Anna pakt mijn hand. Haar handpalm is niet plakkend zweterig, en ook niet afstotend droog. Haar vingers zijn geruststellend op de mijne. Dat is zo fijn als je iemand zelf bedenkt: die reageert altijd precies goed. Toch zit ik bijna te huilen – misschien wel ómdat ze precies goed reageert.
‘Het gaat weer voorbij,’ zegt ze. ‘Dat weet je. Dan gaan we de bunker weer uit en maken we ons nergens meer druk om.’
‘Verveel je je?’ vraag ik haastig. ‘Had ik niet moeten vragen of je –’
‘Sst…’ zegt ze.
‘De kinderen wachten natuurlijk op je. En Matthew. Ze zullen zich wel afvragen waar je –’
‘Jij hebt hen toch ook bedacht? Ze weten waar ik ben. Ze vinden het niet erg.’
Ze vinden het niet erg omdat ze niet echt bestaan, al lijkt het wel zo. Mijn zenuwen staan strakker. Ik ben alleen.

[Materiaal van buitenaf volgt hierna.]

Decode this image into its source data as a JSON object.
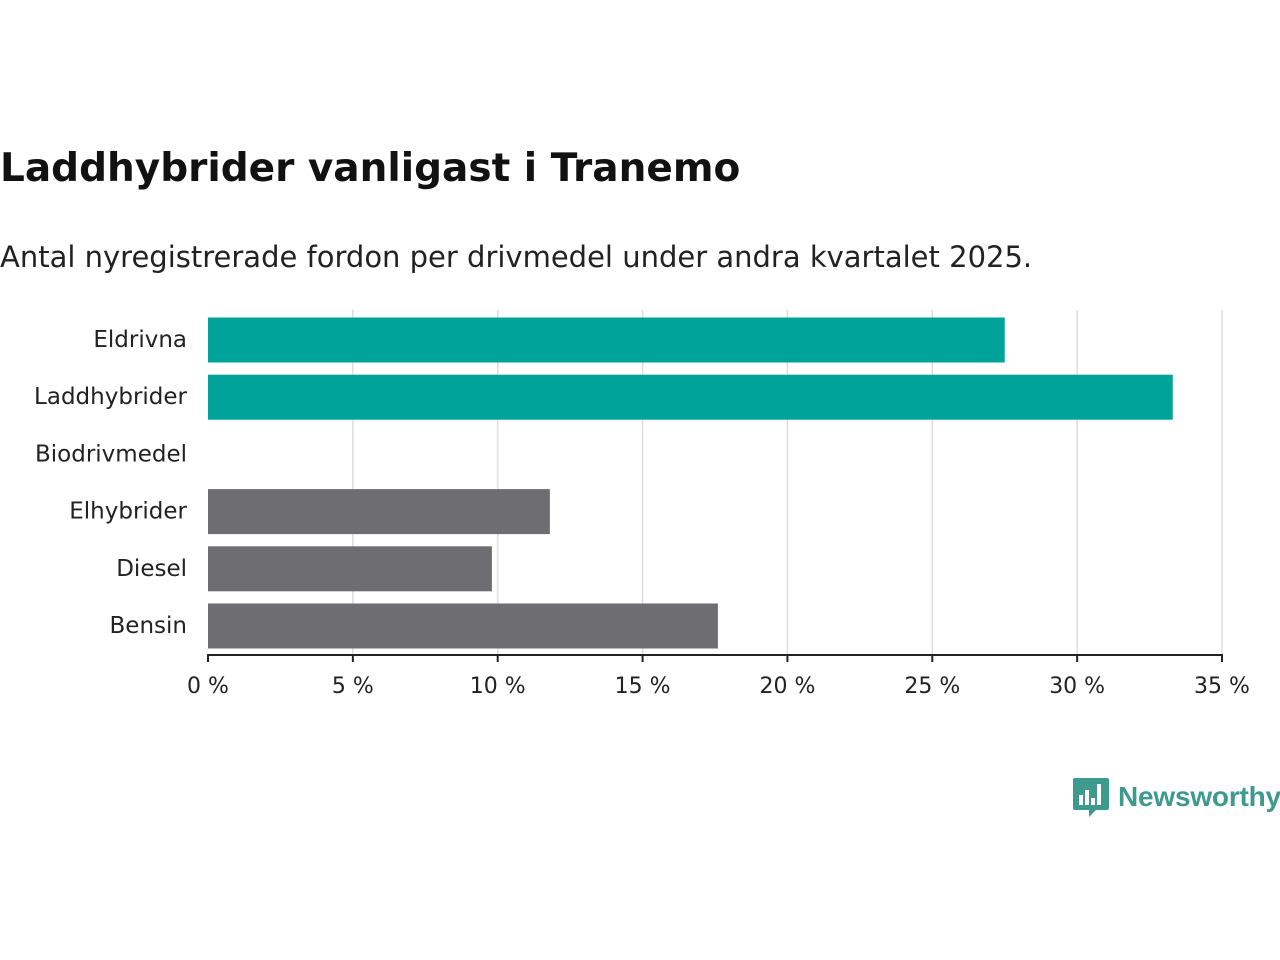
{
  "header": {
    "title": "Laddhybrider vanligast i Tranemo",
    "subtitle": "Antal nyregistrerade fordon per drivmedel under andra kvartalet 2025."
  },
  "brand": {
    "name": "Newsworthy",
    "icon": "bar-chart-speech-bubble-icon",
    "color": "#3e9a8f"
  },
  "colors": {
    "highlight": "#00a39a",
    "other": "#6e6d72",
    "grid": "#dddddd",
    "axis": "#222222"
  },
  "chart_data": {
    "type": "bar",
    "orientation": "horizontal",
    "title": "Laddhybrider vanligast i Tranemo",
    "subtitle": "Antal nyregistrerade fordon per drivmedel under andra kvartalet 2025.",
    "categories": [
      "Eldrivna",
      "Laddhybrider",
      "Biodrivmedel",
      "Elhybrider",
      "Diesel",
      "Bensin"
    ],
    "values": [
      27.5,
      33.3,
      0,
      11.8,
      9.8,
      17.6
    ],
    "highlight": [
      true,
      true,
      false,
      false,
      false,
      false
    ],
    "unit": "%",
    "xlim": [
      0,
      35
    ],
    "xticks": [
      0,
      5,
      10,
      15,
      20,
      25,
      30,
      35
    ],
    "xtick_labels": [
      "0 %",
      "5 %",
      "10 %",
      "15 %",
      "20 %",
      "25 %",
      "30 %",
      "35 %"
    ],
    "grid": true,
    "legend": "none"
  }
}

Niet in die bunker waar geen pistoolschot kan doordringen. Ik ben… ergens. Waar eigenlijk? Tussen onbekenden die ik niet kan inschatten? Die dingen kunnen zeggen die me zullen doorzeven met –?
‘Weet je dat de uitgever van “De Schreeuw van de Pauw” failliet is?’ hijg ik. ‘De rechten van het boek liggen weer helemaal bij mij. Het bestaat officieel niet meer. Ik kan het verhaal opnieuw schrijven. Ik kan iedere dag bij jullie op Northend Abbey zijn terwijl ik dat doe. Ik gebruik die tien jaar extra ervaring die ik nu heb om het verhaal compacter te maken, beter, precies goed. Het zal exact worden zoals wij het bedoeld hadden.’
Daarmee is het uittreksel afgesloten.